The Biden administration has laid out a series of initiatives regarding unions in the federal workplace, some of which it previously had signaled or launched, as part of a nationwide program under an executive order of last April to support “worker power, worker organizing, and collective bargaining.”
“The federal government should be a model employer that facilitates its own employees joining or organizing a union, if that is what employees choose to do. Also, when federal employees organize a union, they should have an effective voice in workplace issues through their union and federal management should work closely with these unions to solve workplace issues in a manner that advances agencies’ missions and produces high-performance workplaces,” says a report from a task force created by that order.
The report notes that—aside from the Postal Service with its higher rates of union membership—some 835,000 of 2.1 million executive branch employees are in bargaining units but that there are more than 300,000 federal workers who are eligible to be represented by a union but are not. Further, only a third of those who are represented by a union are dues-paying members, it says.
The document lists a number of initiatives for the OPM, among them policies previously announced encouraging agencies to include information about whether a position is in a bargaining unit and the relevant union in job opportunity announcements; offer their unions more opportunities to communicate with new hires during onboarding; and regularly remind current employees of their legal rights under federal labor law.
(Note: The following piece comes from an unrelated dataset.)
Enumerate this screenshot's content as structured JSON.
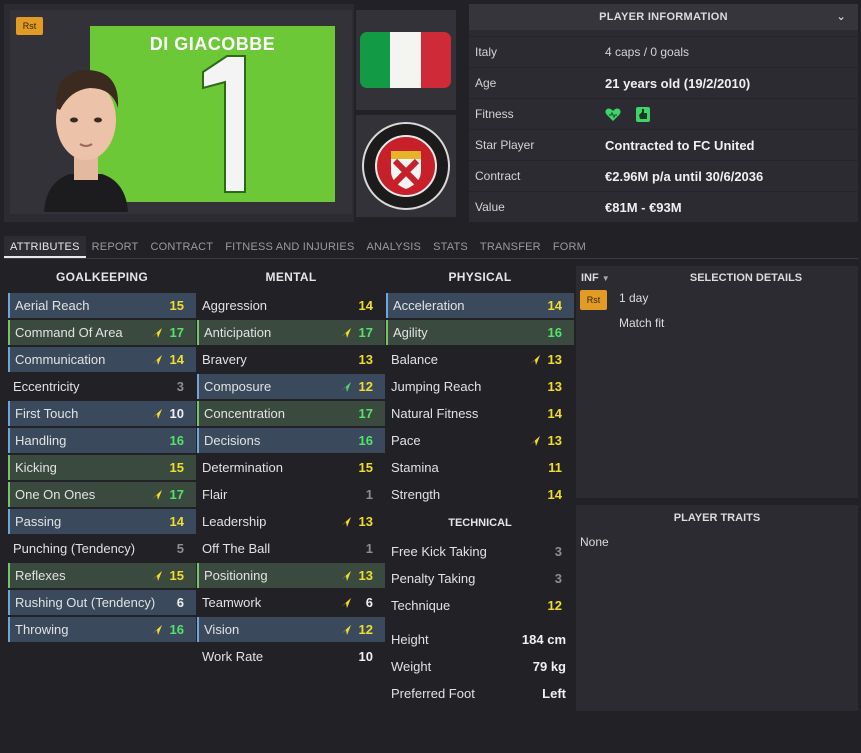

It also references initiatives under way to expand bargaining rights for TSA screeners and to improve pay and benefits for federal wildland firefighters.
It also commits the administration to changes including: providing unions with employee names and work email addresses and access to agency intranets; simplifying the process for employees to elect union dues withholding from their pay; additional guidance for managers and supervisors regarding union and employee rights under the law; and reviews of whether positions have been incorrectly excluded from bargaining unit eligibility.
The report also calls for a “whole-of-government communications strategy to amplify the administration’s commitment to empower and inform federal workers of their rights, including their right to join a union, as well as to highlight the benefits that unions can provide.”